Imaging has gained attention in many areas of medicine but its relevance and importance in clinical cardiology cannot be underestimated. While chest X-ray and heart radioscopy have been used for many decades, it is the maturation of echocardiography which has propelled non-invasive imaging to the foreground of our diagnostic arsenal in cardiology. More recently, cardiovascular magnetic resonance and computed tomography have joined this club.

In the mean time nuclear medicine has grown a steady and impressive mountain of evidence as a gatekeeper in ischemic heart disease through SPECT imaging and has increased our knowledge about many aspects of the pathophysiology of heart disease through PET imaging.
But invasive imaging has also evolved significantly, with the addition not only of therapeutic procedures but also of more refined imaging and diagnostic procedures, including echo (IVUS), flow velocity measurements, optical coherence tomography, palpography and pressure measurements.

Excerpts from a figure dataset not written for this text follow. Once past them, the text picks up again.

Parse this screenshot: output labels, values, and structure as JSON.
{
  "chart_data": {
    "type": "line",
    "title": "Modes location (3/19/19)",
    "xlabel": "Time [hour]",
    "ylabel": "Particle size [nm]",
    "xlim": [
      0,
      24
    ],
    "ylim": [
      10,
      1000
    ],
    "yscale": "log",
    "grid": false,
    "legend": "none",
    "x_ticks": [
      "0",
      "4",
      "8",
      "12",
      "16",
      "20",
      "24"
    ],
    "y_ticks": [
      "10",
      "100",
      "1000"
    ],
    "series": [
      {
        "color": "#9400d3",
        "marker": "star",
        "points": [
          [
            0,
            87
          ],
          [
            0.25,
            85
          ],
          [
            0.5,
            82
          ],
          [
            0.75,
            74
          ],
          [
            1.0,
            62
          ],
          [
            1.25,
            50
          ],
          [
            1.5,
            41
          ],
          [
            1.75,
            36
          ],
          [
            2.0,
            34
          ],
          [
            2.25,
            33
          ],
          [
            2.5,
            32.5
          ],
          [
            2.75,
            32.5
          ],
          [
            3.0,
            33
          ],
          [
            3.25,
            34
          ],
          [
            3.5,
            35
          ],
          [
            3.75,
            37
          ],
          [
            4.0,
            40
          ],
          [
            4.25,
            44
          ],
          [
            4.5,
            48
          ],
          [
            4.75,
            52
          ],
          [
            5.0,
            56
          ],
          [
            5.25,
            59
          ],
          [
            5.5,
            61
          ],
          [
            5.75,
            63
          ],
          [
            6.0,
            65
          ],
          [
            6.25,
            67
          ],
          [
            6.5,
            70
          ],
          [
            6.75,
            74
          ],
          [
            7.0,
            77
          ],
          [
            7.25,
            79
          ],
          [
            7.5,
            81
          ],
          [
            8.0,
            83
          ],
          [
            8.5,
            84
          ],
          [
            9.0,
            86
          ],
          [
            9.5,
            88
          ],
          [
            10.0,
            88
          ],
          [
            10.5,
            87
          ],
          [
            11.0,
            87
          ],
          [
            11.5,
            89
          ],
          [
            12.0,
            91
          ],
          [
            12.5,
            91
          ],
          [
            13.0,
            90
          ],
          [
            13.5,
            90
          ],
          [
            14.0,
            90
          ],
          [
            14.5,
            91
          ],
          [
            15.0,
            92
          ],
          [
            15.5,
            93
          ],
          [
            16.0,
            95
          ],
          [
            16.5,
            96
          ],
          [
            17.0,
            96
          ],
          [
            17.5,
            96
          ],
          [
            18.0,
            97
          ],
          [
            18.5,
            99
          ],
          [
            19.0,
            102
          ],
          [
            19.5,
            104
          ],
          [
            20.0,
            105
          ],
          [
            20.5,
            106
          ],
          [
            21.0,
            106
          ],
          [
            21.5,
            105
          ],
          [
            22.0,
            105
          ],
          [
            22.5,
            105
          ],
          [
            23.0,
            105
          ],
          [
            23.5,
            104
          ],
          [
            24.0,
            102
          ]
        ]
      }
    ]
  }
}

The issue today no longer seem to be whether we can acquire images of a given anatomical or functional problem but rather what technique or modality we should use - since for many questions several options are available: C’est l’embarras du choix. Clinicians are confronted with a fast evolving arsenal of imaging techniques which all claim to be the optimal choice for their clinical question. Each imaging modality has the tendency to promote itself as the better technique and claim the holy grail of the “one-stop-shop”, an abhorrent term if ever one existed. Combine this with the push from industry to sell the newest and brightest (more slices, more parallel coils, more crystals, combine SPECT and CT, combine MR and PET...) and the inherent turf battle between the different specialities in cardiovascular imaging, and the clinician is left wondering at the sideline if he really needs any of this.

It is time to start focusing again, not on what we can image, but on what we need to image to improve patient diagnosis and outcome. This does not mean that new techniques are not welcome or dearly needed in many areas, but that we have to create evidence showing an incremental value above existing techniques before including them in everyday practice. We also have to create a new subspecialty of the cardiovascular “imager” who relays a clinical question into a stepwise approach to the different modalities and integrates the information coming from these various techniques into a consistent answer to the clinicians. This requires broad consensus-building among the different modalities and specialties and much more research into the area, but it is necessary to translate today’s expanding imaging capabilities into a benefit for the cardiovascular patient.